It has been said that the most money you will ever make or lose happens during the negotiation and bidding process. It is with this in mind that you will certainly need to be or have someone who comes ready to play with their “a-game” for negotiating the sale of your business and its assets. It doesn’t necessary mean you need to have a “heavy hitter” like many attorney advertisements promote, but it does mean that a knowledgeable professional should be there by your side guiding you along the way.
Finding a trusted financial advisor as well as a good negotiator may take time in the searching as well as time in the trenches working through the sales process itself, but in the end, it will certainly be worth it. Here are a couple of simple thoughts on negotiations for selling your business.
Price vs. Term Structure
There are many in the business brokerage industry who feel the need to leverage every single business to the maximum. I personally like the quote from Warren Buffet wherein he said, “price is what you pay, value is what you get.” This is true for the sale of any business, large or small. You will certainly see that at times individuals and organizations will ask for the seller to put up the price, but the buyer would like to negotiate the terms. This generally puts more power in the hands of the buyer. While each side of the coin must be willing secede some of its power to the other, it doesn’t mean the weights should be distributed unequally.
The structure of the deal is almost as important as the price itself, especially depending on the type of financing which you are using to fund the purchase and/or sale. Low to no down payments and other financially unsound methods of getting into the deal often put the buyer in a better position, especially if the seller is helping to finance. The term structure also has a high tendency to change and affect the final selling price which goes to the buyer.
Some seasoned business owners may refer to deal negotiations as a game. With so much at stake, however, the less you leave to the roll of the dice, the better.

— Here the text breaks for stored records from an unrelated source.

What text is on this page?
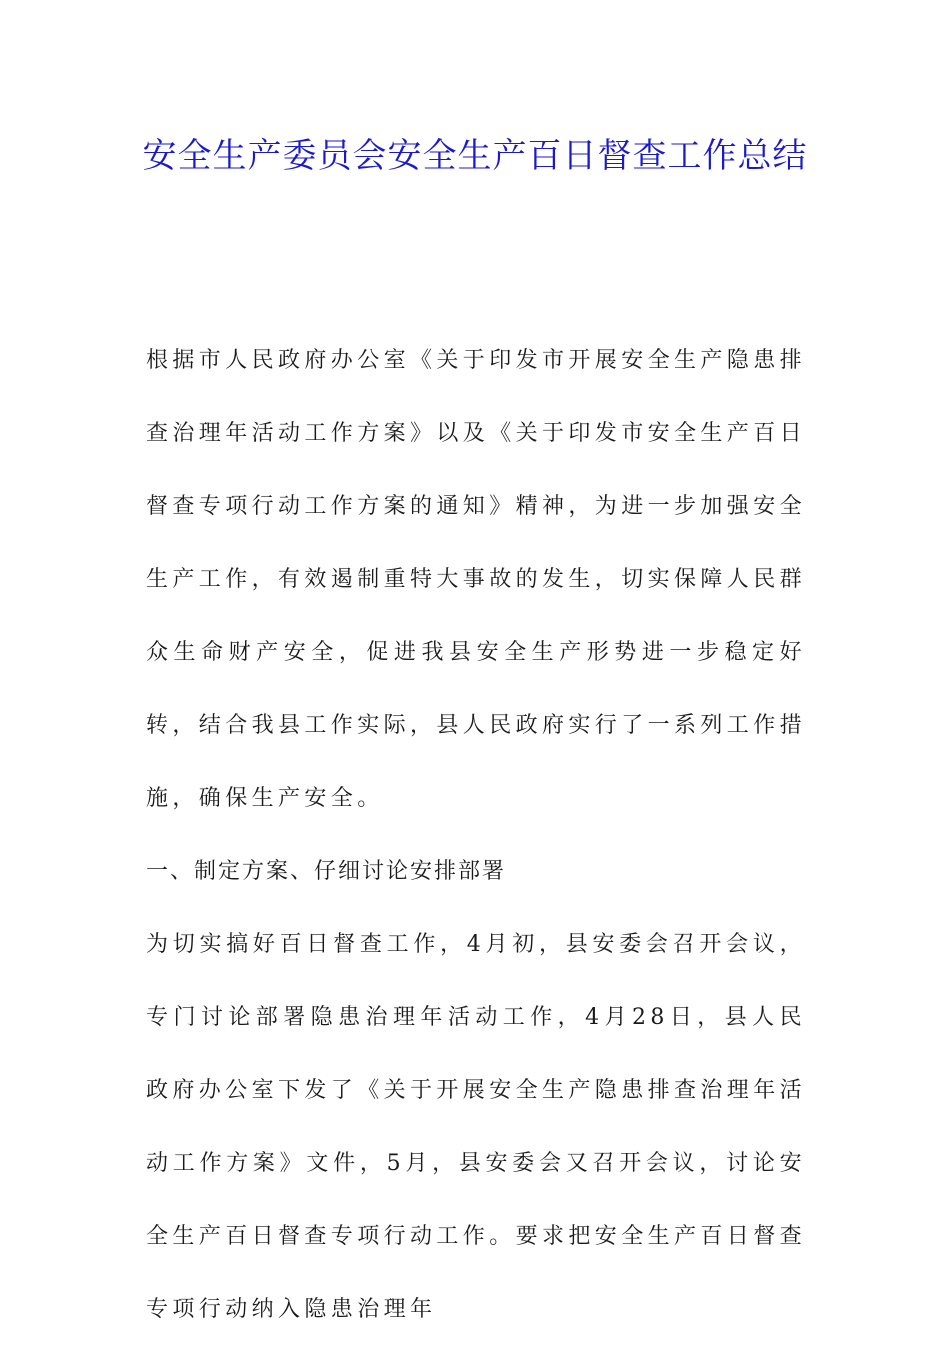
安全生产委员会安全生产百日督查工作总结

根据市人民政府办公室《关于印发市开展安全生产隐患排查治理年活动工作方案》以及《关于印发市安全生产百日督查专项行动工作方案的通知》精神，为进一步加强安全生产工作，有效遏制重特大事故的发生，切实保障人民群众生命财产安全，促进我县安全生产形势进一步稳定好转，结合我县工作实际，县人民政府实行了一系列工作措施，确保生产安全。

一、制定方案、仔细讨论安排部署

为切实搞好百日督查工作，4月初，县安委会召开会议，专门讨论部署隐患治理年活动工作，4月28日，县人民政府办公室下发了《关于开展安全生产隐患排查治理年活动工作方案》文件，5月，县安委会又召开会议，讨论安全生产百日督查专项行动工作。要求把安全生产百日督查专项行动纳入隐患治理年
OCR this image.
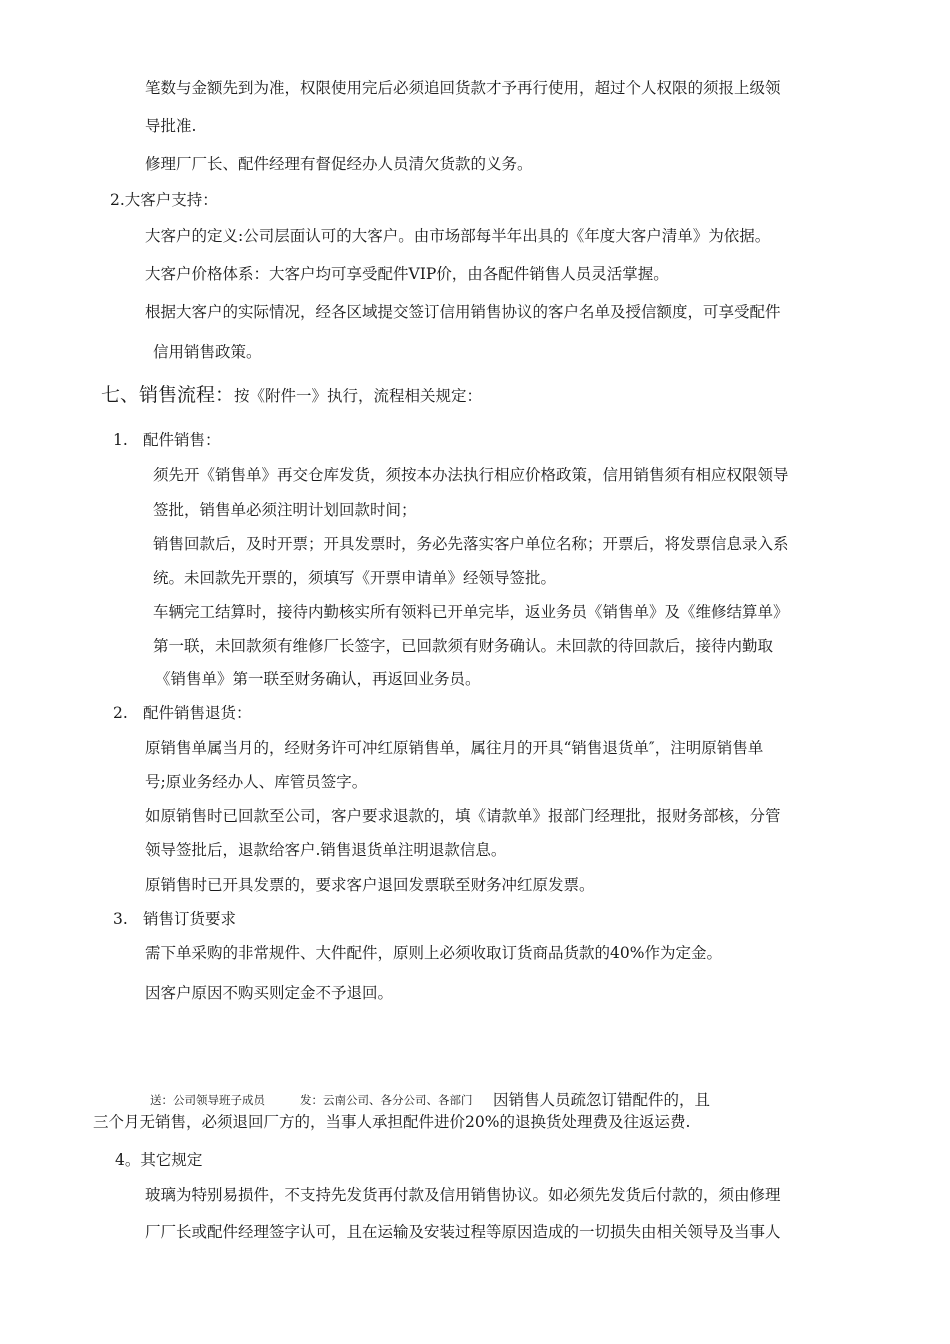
笔数与金额先到为准，权限使用完后必须追回货款才予再行使用，超过个人权限的须报上级领
导批准.
修理厂厂长、配件经理有督促经办人员清欠货款的义务。
2.大客户支持：
大客户的定义:公司层面认可的大客户。由市场部每半年出具的《年度大客户清单》为依据。
大客户价格体系：大客户均可享受配件VIP价，由各配件销售人员灵活掌握。
根据大客户的实际情况，经各区域提交签订信用销售协议的客户名单及授信额度，可享受配件
信用销售政策。
七、销售流程：按《附件一》执行，流程相关规定：
1. 配件销售：
须先开《销售单》再交仓库发货，须按本办法执行相应价格政策，信用销售须有相应权限领导
签批，销售单必须注明计划回款时间；
销售回款后，及时开票；开具发票时，务必先落实客户单位名称；开票后，将发票信息录入系
统。未回款先开票的，须填写《开票申请单》经领导签批。
车辆完工结算时，接待内勤核实所有领料已开单完毕，返业务员《销售单》及《维修结算单》
第一联，未回款须有维修厂长签字，已回款须有财务确认。未回款的待回款后，接待内勤取
《销售单》第一联至财务确认，再返回业务员。
2. 配件销售退货：
原销售单属当月的，经财务许可冲红原销售单，属往月的开具“销售退货单″，注明原销售单
号;原业务经办人、库管员签字。
如原销售时已回款至公司，客户要求退款的，填《请款单》报部门经理批，报财务部核，分管
领导签批后，退款给客户.销售退货单注明退款信息。
原销售时已开具发票的，要求客户退回发票联至财务冲红原发票。
3. 销售订货要求
需下单采购的非常规件、大件配件，原则上必须收取订货商品货款的40%作为定金。
因客户原因不购买则定金不予退回。
送：公司领导班子成员	发：云南公司、各分公司、各部门 因销售人员疏忽订错配件的，且
三个月无销售，必须退回厂方的，当事人承担配件进价20%的退换货处理费及往返运费.
4。其它规定
玻璃为特别易损件，不支持先发货再付款及信用销售协议。如必须先发货后付款的，须由修理
厂厂长或配件经理签字认可，且在运输及安装过程等原因造成的一切损失由相关领导及当事人
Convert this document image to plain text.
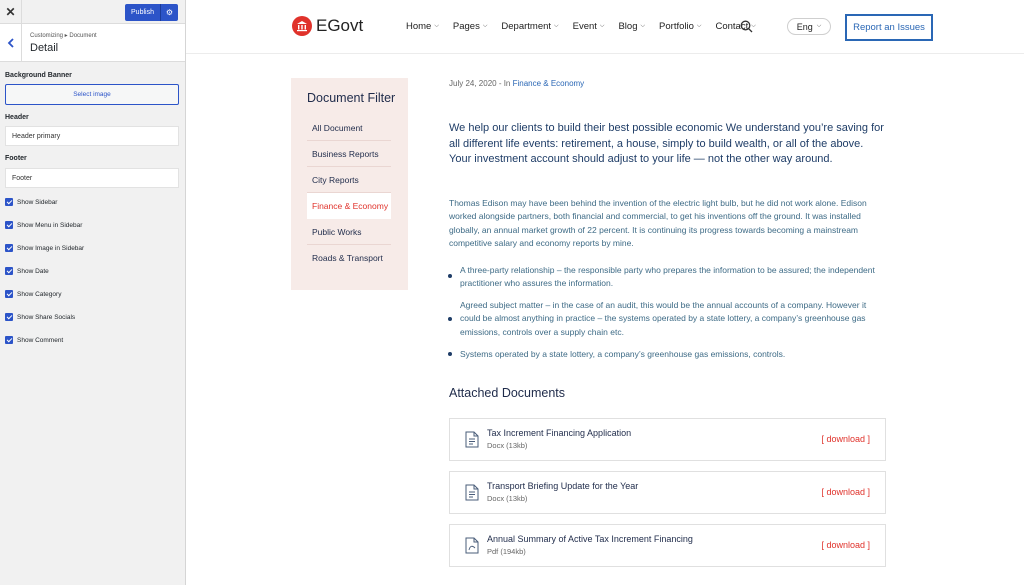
✕	Publish	⚙
Customizing ▸ Document
Detail
Background Banner
Select image
Header
Header primary
Footer
Footer
Show Sidebar
Show Menu in Sidebar
Show Image in Sidebar
Show Date
Show Category
Show Share Socials
Show Comment
EGovt	Home ⌵ Pages ⌵ Department ⌵ Event ⌵ Blog ⌵ Portfolio ⌵ Contact ⌵	Eng ⌵	Report an Issues
Document Filter
All Document
Business Reports
City Reports
Finance & Economy
Public Works
Roads & Transport
July 24, 2020 - In Finance & Economy
We help our clients to build their best possible economic We understand you’re saving for all different life events: retirement, a house, simply to build wealth, or all of the above. Your investment account should adjust to your life — not the other way around.
Thomas Edison may have been behind the invention of the electric light bulb, but he did not work alone. Edison worked alongside partners, both financial and commercial, to get his inventions off the ground. It was installed globally, an annual market growth of 22 percent. It is continuing its progress towards becoming a mainstream competitive salary and economy reports by mine.
A three-party relationship – the responsible party who prepares the information to be assured; the independent practitioner who assures the information.
Agreed subject matter – in the case of an audit, this would be the annual accounts of a company. However it could be almost anything in practice – the systems operated by a state lottery, a company’s greenhouse gas emissions, controls over a supply chain etc.
Systems operated by a state lottery, a company’s greenhouse gas emissions, controls.
Attached Documents
Tax Increment Financing Application
Docx (13kb)
[ download ]
Transport Briefing Update for the Year
Docx (13kb)
[ download ]
Annual Summary of Active Tax Increment Financing
Pdf (194kb)
[ download ]
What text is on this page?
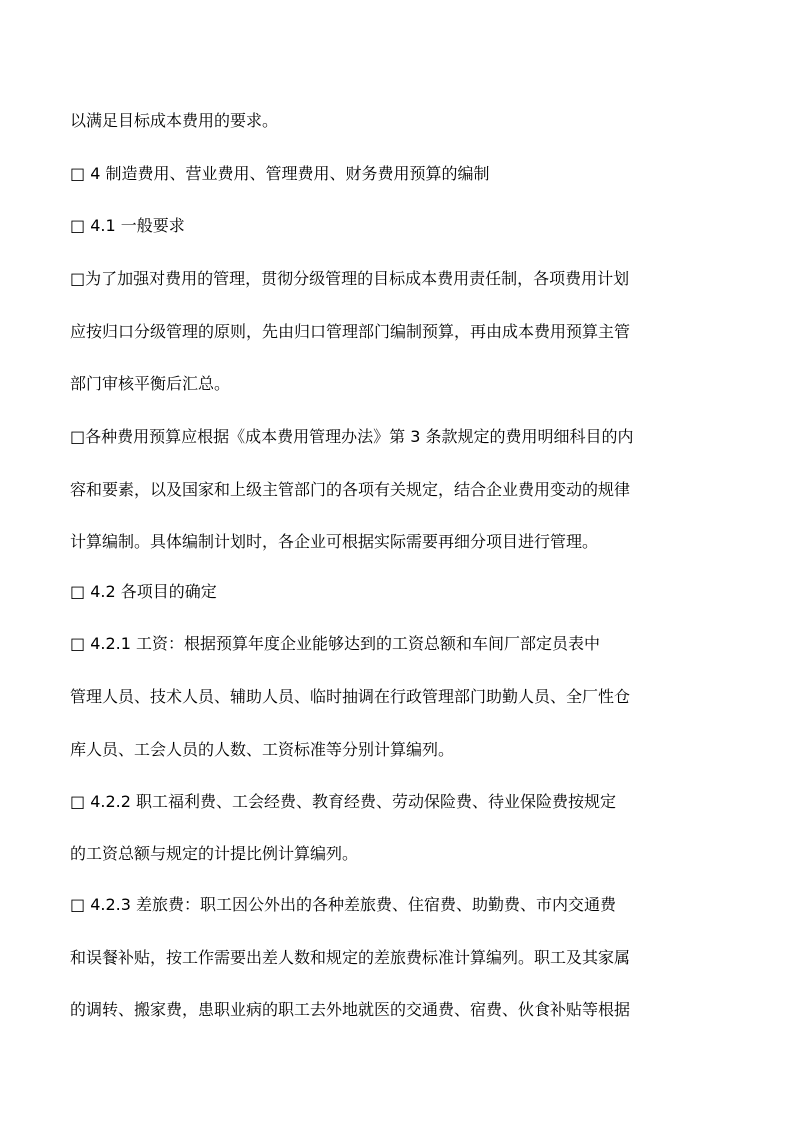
以满足目标成本费用的要求。
□ 4 制造费用、营业费用、管理费用、财务费用预算的编制
□ 4.1 一般要求
□为了加强对费用的管理，贯彻分级管理的目标成本费用责任制，各项费用计划
应按归口分级管理的原则，先由归口管理部门编制预算，再由成本费用预算主管
部门审核平衡后汇总。
□各种费用预算应根据《成本费用管理办法》第 3 条款规定的费用明细科目的内
容和要素，以及国家和上级主管部门的各项有关规定，结合企业费用变动的规律
计算编制。具体编制计划时，各企业可根据实际需要再细分项目进行管理。
□ 4.2 各项目的确定
□ 4.2.1 工资：根据预算年度企业能够达到的工资总额和车间厂部定员表中
管理人员、技术人员、辅助人员、临时抽调在行政管理部门助勤人员、全厂性仓
库人员、工会人员的人数、工资标准等分别计算编列。
□ 4.2.2 职工福利费、工会经费、教育经费、劳动保险费、待业保险费按规定
的工资总额与规定的计提比例计算编列。
□ 4.2.3 差旅费：职工因公外出的各种差旅费、住宿费、助勤费、市内交通费
和误餐补贴，按工作需要出差人数和规定的差旅费标准计算编列。职工及其家属
的调转、搬家费，患职业病的职工去外地就医的交通费、宿费、伙食补贴等根据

In reality, things like luck and emotion have no place at the negotiating table, so be sure to check your ego at the door and prepare to enter the dealmaking process with a strong stomach, a lot of business sense and unfaltering discipline.
Keep your eye on the end game and understand these critical steps to master the art of business merger negotiations.
Know the Other Party and Find Your Leverage
Know the other party so well you are able to easily identify their weaknesses and capitalize on your own strengths. An experienced negotiator offers you plenty of business associates to tap. You’ll also likely notice patterns or negotiating styles. Psychology plays a significant role in how well you capitalize on the other’s party’s lack of preparation.
One other tip for “knowing the other party”—be sure the person you are negotiating with has the authority to make binding commitments. You don’t want to find out further approvals are necessary once you’ve struck a deal.
Demonstrate early on your own knowledge and expertise of the company’s product or service, as well as the industry and marketplace. Any sign of weakness could become a target for a bluff. You could very well intimidate the other party before they even have a chance to establish credibility. Better to take the initiative and steer the process than play catch up.
Have a Strategy
While every negotiation process is different, there are basic principles that always apply and should be used to develop your negotiating strategy:
1. The first offer is usually the most important and always serves as the benchmark for all that follow.
2. Make your first offer aggressive because you will never get what you don’t ask for.
3. There is a reason it is called the “asking” price. Typically, it includes padding that can be used in negotiation. If you are the buyer, you want to take all that margin and hopefully more, so start low and don’t worry about insulting the seller as long as your offer isn’t ridiculous.
4. Never disclose your budget or price, or any other limitations to your position for negotiations.
5. Always have something to give away without hurting your position.
6. Watch for reactions to what you say through clues in speech patterns and body language. If things seem to be at a standstill, consider suspending negotiations and express reluctance to continue. If the other party wants the deal, they will be concerned about whether you will return to the table and feel pressure to show movement.
7. Practice patience. Negotiations rarely bring instant gratification, which can be nerve-wracking, but do not let the other party sense your need to move quickly.
8. Never agree to follow your own offer with another. This is akin to negotiating with yourself and is a trap. If you were the last to make an offer, always insist on a counteroffer before allowing negotiations to continue.
If you are the buyer, your offer should be more than a dollar amount. It should be in written form, include all elements of the bargain process and comprise the foundation for a formal contract of agreement. If you have not nailed down all specifics with an offer, you have not accomplished a meeting of the minds. Even the fine print can be altered up until the final deal is inked.
Go For the Win-Win
Always try to visualize what the other party would consider an acceptable outcome as you formulate your next move. Try to address some of the other party’s priorities when developing your offers as long as doing so does not weaken your own position. Be prepared to give up some things in exchange for others you refuse to concede.
While it’s true your strategy is developed to shape the negotiation process in your own favor, your overall goal should be to secure an acceptable deal while still allowing the other party to feel they won.
Closing the Deal
Business negotiations are like chess, not checkers. Each move you make should not only set up your next move, but several moves down the line.
While keeping your end game in mind, expect at some point you will spit the remaining difference. Inevitably, it comes down to that final point of compromise that takes you from negotiations to the closed deal.
A Note to Negotiators
If you already run a business where high-stakes negotiation is what you have been known for accomplishing over your career, then feel free to bring it to the table as you prepare to sell your business. Certainly an M&A advisor can help with the final sale, including putting together a prospectus, valuation and marketing reports.